Students from the College of West Anglia and King’s Lynn Academy are seeking people’s views on the town’s heritage.
Business studies students from the college and academy are carrying out market research into perceptions and views about heritage in Lynn, especially in the part of the town covered by the St Margaret’s Townscape Heritage Initiative.
The St Margaret’s Townscape Heritage Initiative (THI) is a £2 million project which is set to rejuvenate this important Lynn conservation area.
The project has been made possible thanks to a £1 million grant from the Heritage Lottery Fund and a £1 million investment by West Norfolk Council.
The aim of the project is to enhance and protect the heritage of the area, while stimulating economic activity and community use.
The conservation area includes over 90 listed buildings, including seven at Grade I and 15 at Grade II*.
Students will be quizzing townsfolk tomorrow between 9.30am and 2pm and again on Friday, 9 to noon.
Providing training opportunities and community initiatives forms part of the THI project, as Helen Parker, programme manager for business and humanities at the College of West Anglia, said: “It is a fantastic experience for our students to be involved in a real project. They are getting the chance to work on their people skills and have increased their confidence along the way.”
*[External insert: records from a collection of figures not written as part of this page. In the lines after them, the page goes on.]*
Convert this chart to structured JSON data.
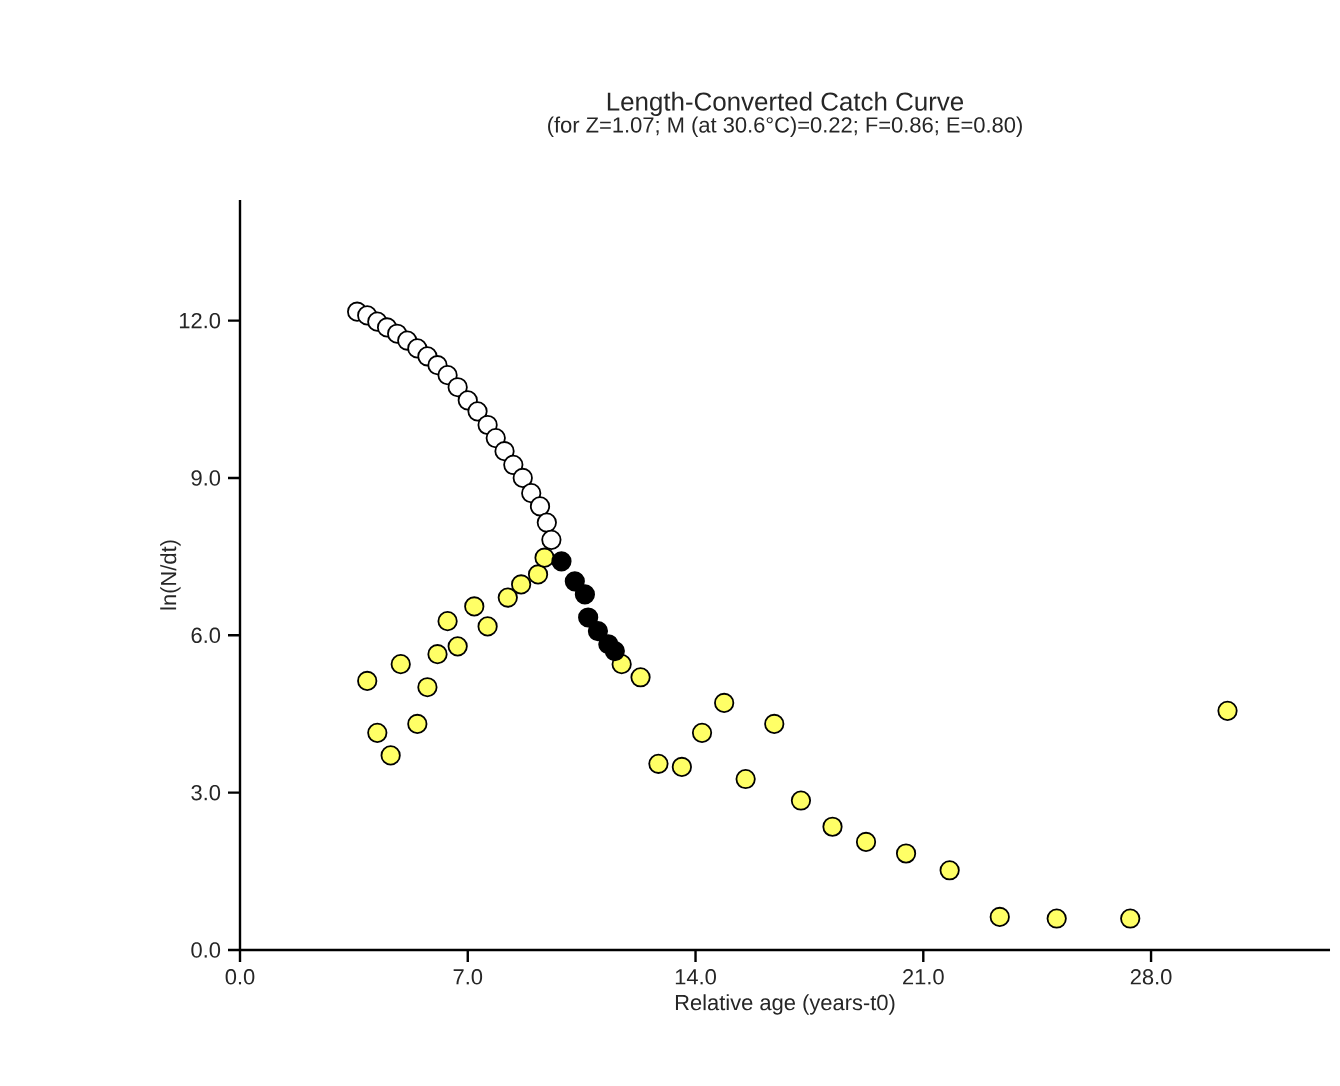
{
  "chart_data": {
    "type": "scatter",
    "title": "Length-Converted Catch Curve",
    "subtitle": "(for Z=1.07; M (at 30.6°C)=0.22; F=0.86; E=0.80)",
    "xlabel": "Relative age (years-t0)",
    "ylabel": "ln(N/dt)",
    "xlim": [
      0,
      33.5
    ],
    "ylim": [
      0,
      14.3
    ],
    "xticks": [
      {
        "value": 0,
        "label": "0.0"
      },
      {
        "value": 7,
        "label": "7.0"
      },
      {
        "value": 14,
        "label": "14.0"
      },
      {
        "value": 21,
        "label": "21.0"
      },
      {
        "value": 28,
        "label": "28.0"
      }
    ],
    "yticks": [
      {
        "value": 0,
        "label": "0.0"
      },
      {
        "value": 3,
        "label": "3.0"
      },
      {
        "value": 6,
        "label": "6.0"
      },
      {
        "value": 9,
        "label": "9.0"
      },
      {
        "value": 12,
        "label": "12.0"
      }
    ],
    "grid": false,
    "marker": "circle",
    "series": [
      {
        "color": "#ffffff",
        "x": [
          3.6,
          3.91,
          4.22,
          4.52,
          4.83,
          5.14,
          5.45,
          5.76,
          6.07,
          6.38,
          6.69,
          7.0,
          7.3,
          7.61,
          7.86,
          8.13,
          8.4,
          8.69,
          8.95,
          9.22,
          9.43,
          9.57
        ],
        "values": [
          12.17,
          12.1,
          11.98,
          11.87,
          11.75,
          11.62,
          11.47,
          11.32,
          11.15,
          10.96,
          10.73,
          10.48,
          10.27,
          10.01,
          9.76,
          9.51,
          9.25,
          9.0,
          8.71,
          8.46,
          8.15,
          7.82
        ]
      },
      {
        "color": "#ffff66",
        "x": [
          3.91,
          4.94,
          5.76,
          4.22,
          5.45,
          4.63,
          6.07,
          6.69,
          6.38,
          7.2,
          7.61,
          8.23,
          8.64,
          9.16,
          9.36,
          11.73,
          12.31,
          12.86,
          13.58,
          14.2,
          14.88,
          16.42,
          15.54,
          17.24,
          18.21,
          19.24,
          20.47,
          21.81,
          23.35,
          25.1,
          27.36,
          30.35
        ],
        "values": [
          5.13,
          5.45,
          5.01,
          4.14,
          4.31,
          3.71,
          5.64,
          5.79,
          6.27,
          6.55,
          6.17,
          6.72,
          6.97,
          7.16,
          7.48,
          5.45,
          5.2,
          3.55,
          3.49,
          4.14,
          4.71,
          4.31,
          3.26,
          2.85,
          2.35,
          2.06,
          1.84,
          1.52,
          0.63,
          0.6,
          0.6,
          4.56
        ]
      },
      {
        "color": "#000000",
        "x": [
          9.88,
          10.29,
          10.6,
          10.7,
          11.0,
          11.32,
          11.52
        ],
        "values": [
          7.41,
          7.03,
          6.78,
          6.34,
          6.08,
          5.83,
          5.7
        ]
      }
    ]
  }
}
Borough council project officer Steven King added: “This project offers the ideal opportunity for some of our budding business leaders to get some hands-on experience working on a live market research project.
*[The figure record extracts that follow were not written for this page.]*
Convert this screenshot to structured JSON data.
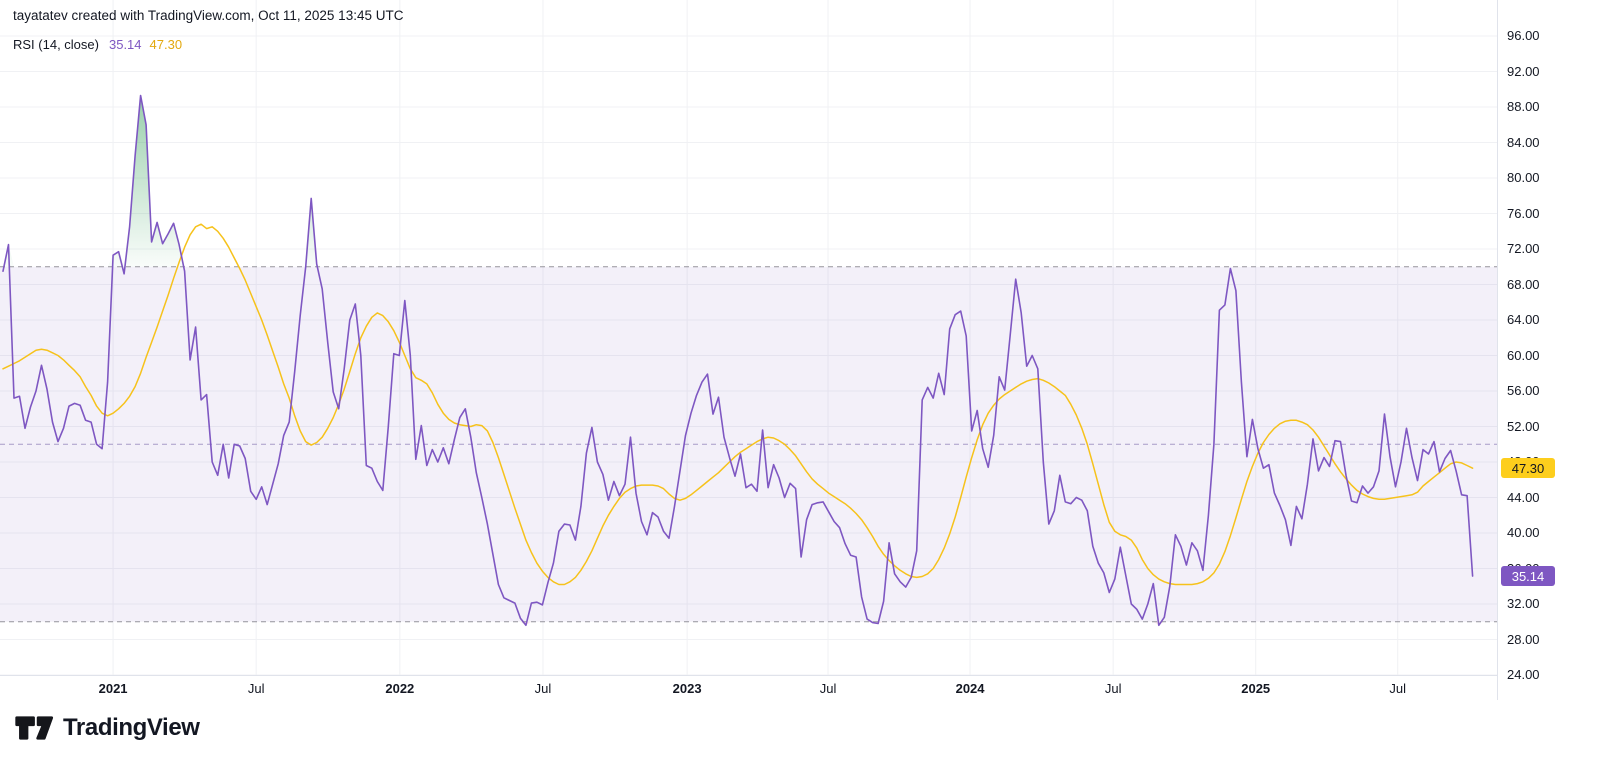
{
  "header": {
    "attribution": "tayatatev created with TradingView.com, Oct 11, 2025 13:45 UTC"
  },
  "legend": {
    "indicator_label": "RSI (14, close)",
    "rsi_value": "35.14",
    "ma_value": "47.30"
  },
  "logo": {
    "text": "TradingView",
    "icon": "tradingview-mark"
  },
  "colors": {
    "rsi_line": "#7E57C2",
    "ma_line": "#F6C21B",
    "band_fill": "rgba(126,87,194,0.09)",
    "limit_dash": "#95949C",
    "middle_dash": "#A79BC7",
    "overbought_fill": "#36A05A",
    "oversold_fill": "#EF5350",
    "grid": "#F0F1F4",
    "axis_text": "#131722",
    "border": "#E0E3EB",
    "badge_ma_bg": "#FDCE1D",
    "badge_ma_text": "#131722",
    "badge_rsi_bg": "#7E57C2",
    "badge_rsi_text": "#FFFFFF"
  },
  "price_scale": {
    "labels": [
      "96.00",
      "92.00",
      "88.00",
      "84.00",
      "80.00",
      "76.00",
      "72.00",
      "68.00",
      "64.00",
      "60.00",
      "56.00",
      "52.00",
      "48.00",
      "44.00",
      "40.00",
      "36.00",
      "32.00",
      "28.00",
      "24.00"
    ],
    "badges": [
      {
        "name": "rsi-ma-price-badge",
        "text": "47.30",
        "value": 47.3,
        "bg": "#FDCE1D",
        "fg": "#131722"
      },
      {
        "name": "rsi-price-badge",
        "text": "35.14",
        "value": 35.14,
        "bg": "#7E57C2",
        "fg": "#FFFFFF"
      }
    ]
  },
  "time_scale": {
    "ticks": [
      {
        "label": "2021",
        "week": 20.0,
        "bold": true
      },
      {
        "label": "Jul",
        "week": 46.0,
        "bold": false
      },
      {
        "label": "2022",
        "week": 72.1,
        "bold": true
      },
      {
        "label": "Jul",
        "week": 98.1,
        "bold": false
      },
      {
        "label": "2023",
        "week": 124.3,
        "bold": true
      },
      {
        "label": "Jul",
        "week": 149.9,
        "bold": false
      },
      {
        "label": "2024",
        "week": 175.7,
        "bold": true
      },
      {
        "label": "Jul",
        "week": 201.7,
        "bold": false
      },
      {
        "label": "2025",
        "week": 227.6,
        "bold": true
      },
      {
        "label": "Jul",
        "week": 253.4,
        "bold": false
      }
    ]
  },
  "chart_data": {
    "type": "line",
    "title": "RSI (14, close)",
    "xlabel": "",
    "ylabel": "",
    "x_axis": {
      "frequency": "weekly",
      "start": "Aug 2020",
      "end": "Oct 2025"
    },
    "ylim": [
      24,
      96
    ],
    "grid": true,
    "levels": {
      "overbought": 70,
      "middle": 50,
      "oversold": 30
    },
    "last_values": {
      "rsi": 35.14,
      "rsi_ma": 47.3
    },
    "series": [
      {
        "name": "RSI",
        "color": "#7E57C2",
        "values": [
          69.5,
          72.5,
          55.2,
          55.4,
          51.8,
          54.2,
          56.0,
          58.9,
          56.2,
          52.5,
          50.3,
          51.8,
          54.3,
          54.6,
          54.4,
          52.7,
          52.5,
          50.0,
          49.5,
          57.0,
          71.3,
          71.7,
          69.2,
          74.5,
          82.5,
          89.3,
          86.0,
          72.8,
          75.0,
          72.6,
          73.7,
          74.9,
          72.5,
          69.5,
          59.5,
          63.2,
          55.0,
          55.6,
          48.0,
          46.5,
          50.0,
          46.2,
          50.0,
          49.8,
          48.4,
          44.7,
          43.8,
          45.2,
          43.2,
          45.5,
          47.8,
          51.0,
          52.5,
          58.2,
          64.5,
          70.0,
          77.7,
          70.3,
          67.5,
          61.5,
          55.9,
          54.0,
          58.5,
          64.0,
          65.8,
          60.0,
          47.6,
          47.3,
          45.8,
          44.8,
          52.0,
          60.2,
          60.0,
          66.2,
          60.0,
          48.3,
          52.1,
          47.6,
          49.4,
          48.0,
          49.6,
          47.8,
          50.5,
          53.0,
          54.0,
          50.8,
          46.8,
          44.0,
          41.0,
          37.6,
          34.2,
          32.7,
          32.4,
          32.1,
          30.4,
          29.6,
          32.1,
          32.2,
          31.9,
          34.4,
          36.6,
          40.2,
          41.0,
          40.9,
          39.2,
          43.0,
          49.0,
          51.9,
          48.0,
          46.6,
          43.7,
          45.8,
          44.2,
          45.5,
          50.8,
          44.5,
          41.3,
          39.8,
          42.3,
          41.8,
          40.2,
          39.4,
          43.0,
          47.0,
          51.0,
          53.5,
          55.5,
          57.0,
          57.9,
          53.4,
          55.3,
          50.8,
          48.5,
          46.4,
          48.9,
          45.1,
          45.5,
          44.7,
          51.6,
          45.1,
          47.7,
          46.2,
          44.0,
          45.6,
          45.0,
          37.3,
          41.5,
          43.2,
          43.4,
          43.5,
          42.4,
          41.3,
          40.6,
          38.8,
          37.5,
          37.3,
          32.8,
          30.3,
          29.9,
          29.8,
          32.3,
          38.9,
          35.4,
          34.5,
          33.9,
          35.0,
          38.0,
          55.0,
          56.4,
          55.2,
          58.0,
          55.6,
          63.0,
          64.6,
          65.0,
          62.2,
          51.5,
          53.8,
          49.5,
          47.4,
          51.0,
          57.6,
          56.1,
          62.3,
          68.6,
          64.8,
          58.8,
          60.0,
          58.5,
          48.0,
          41.0,
          42.5,
          46.5,
          43.5,
          43.3,
          44.0,
          43.7,
          42.5,
          38.5,
          36.6,
          35.5,
          33.3,
          34.8,
          38.4,
          35.2,
          32.0,
          31.4,
          30.3,
          32.0,
          34.3,
          29.6,
          30.5,
          34.0,
          39.8,
          38.5,
          36.4,
          38.9,
          38.0,
          35.8,
          42.0,
          50.0,
          65.1,
          65.7,
          69.8,
          67.3,
          57.0,
          48.6,
          52.8,
          49.5,
          47.3,
          47.7,
          44.5,
          43.1,
          41.5,
          38.6,
          43.0,
          41.6,
          45.5,
          50.6,
          47.0,
          48.5,
          47.5,
          50.4,
          50.3,
          46.5,
          43.6,
          43.4,
          45.3,
          44.5,
          45.2,
          47.0,
          53.4,
          48.6,
          45.2,
          48.0,
          51.8,
          48.5,
          45.9,
          49.4,
          48.9,
          50.3,
          46.9,
          48.4,
          49.3,
          47.0,
          44.3,
          44.2,
          35.14
        ]
      },
      {
        "name": "RSI-based MA",
        "color": "#F6C21B",
        "values": [
          58.5,
          58.8,
          59.1,
          59.4,
          59.8,
          60.2,
          60.6,
          60.7,
          60.6,
          60.3,
          60.0,
          59.5,
          58.9,
          58.3,
          57.6,
          56.5,
          55.5,
          54.3,
          53.5,
          53.2,
          53.5,
          54.0,
          54.6,
          55.4,
          56.5,
          58.0,
          59.8,
          61.5,
          63.2,
          65.0,
          66.8,
          68.7,
          70.5,
          72.2,
          73.6,
          74.5,
          74.8,
          74.3,
          74.5,
          74.0,
          73.2,
          72.2,
          71.0,
          69.8,
          68.5,
          67.0,
          65.5,
          64.0,
          62.3,
          60.5,
          58.7,
          56.8,
          55.2,
          53.2,
          51.5,
          50.3,
          49.9,
          50.2,
          50.8,
          51.8,
          53.0,
          54.5,
          56.2,
          58.2,
          60.2,
          62.0,
          63.3,
          64.3,
          64.8,
          64.5,
          63.8,
          62.8,
          61.5,
          60.0,
          58.5,
          57.5,
          57.2,
          56.8,
          55.8,
          54.5,
          53.5,
          52.8,
          52.4,
          52.2,
          52.1,
          52.0,
          52.2,
          52.1,
          51.5,
          50.2,
          48.5,
          46.6,
          44.7,
          42.8,
          41.0,
          39.2,
          37.8,
          36.6,
          35.7,
          35.0,
          34.5,
          34.2,
          34.2,
          34.5,
          35.0,
          35.8,
          36.8,
          38.0,
          39.4,
          40.8,
          42.0,
          43.0,
          43.9,
          44.6,
          45.0,
          45.3,
          45.4,
          45.4,
          45.4,
          45.3,
          45.0,
          44.4,
          43.9,
          43.7,
          43.9,
          44.3,
          44.8,
          45.3,
          45.8,
          46.3,
          46.8,
          47.4,
          48.0,
          48.6,
          49.1,
          49.5,
          49.9,
          50.3,
          50.6,
          50.8,
          50.7,
          50.4,
          50.0,
          49.4,
          48.7,
          47.8,
          46.9,
          46.1,
          45.5,
          45.0,
          44.5,
          44.1,
          43.7,
          43.3,
          42.8,
          42.2,
          41.5,
          40.6,
          39.6,
          38.5,
          37.6,
          36.9,
          36.3,
          35.8,
          35.4,
          35.1,
          35.0,
          35.1,
          35.4,
          36.0,
          37.0,
          38.3,
          39.9,
          41.8,
          44.0,
          46.3,
          48.5,
          50.5,
          52.2,
          53.5,
          54.4,
          55.1,
          55.6,
          56.0,
          56.4,
          56.8,
          57.1,
          57.3,
          57.4,
          57.2,
          56.9,
          56.5,
          56.0,
          55.5,
          54.5,
          53.3,
          51.8,
          50.0,
          47.8,
          45.5,
          43.2,
          41.2,
          40.2,
          39.8,
          39.6,
          39.2,
          38.3,
          37.0,
          36.0,
          35.3,
          34.8,
          34.5,
          34.3,
          34.2,
          34.2,
          34.2,
          34.2,
          34.3,
          34.5,
          34.9,
          35.5,
          36.5,
          37.9,
          39.7,
          41.7,
          43.8,
          45.8,
          47.5,
          49.0,
          50.2,
          51.1,
          51.8,
          52.3,
          52.6,
          52.7,
          52.7,
          52.5,
          52.2,
          51.6,
          50.8,
          49.8,
          48.8,
          47.8,
          46.9,
          46.1,
          45.4,
          44.8,
          44.4,
          44.1,
          43.9,
          43.8,
          43.8,
          43.9,
          44.0,
          44.1,
          44.2,
          44.3,
          44.6,
          45.3,
          45.8,
          46.3,
          46.8,
          47.3,
          47.8,
          48.0,
          47.9,
          47.6,
          47.3
        ]
      }
    ]
  }
}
“They will learn a lot from the process and at the same time will gather vital information to help the borough council develop the project further.
“They will be helping to spread the word about the preservation of the town’s heritage and I hope that people will come along to participate in the survey.”
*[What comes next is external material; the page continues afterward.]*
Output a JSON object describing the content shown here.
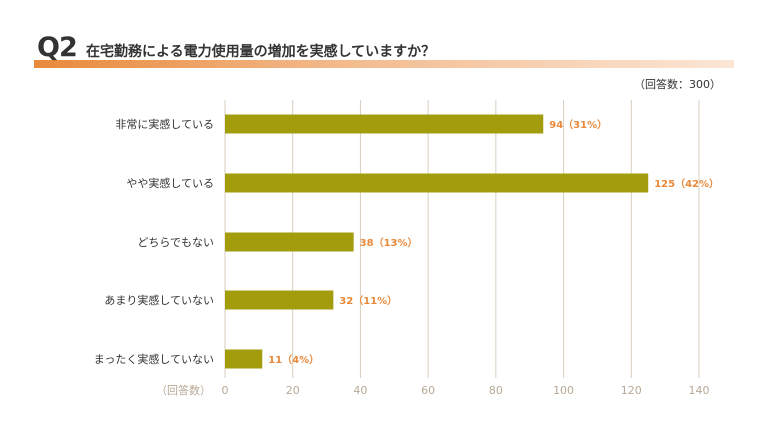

The scheme is providing a fund of more than £1.5 million from which owners and leaseholders of eligible properties can bid for grants to make authentic restorations and repairs or carry out works that bring properties back into use.
Some initial training for construction students has already taken place with young people studying crafts and trades locally to learn about traditional and specialist restoration procedures, including the use of authentic materials such as lime mortar.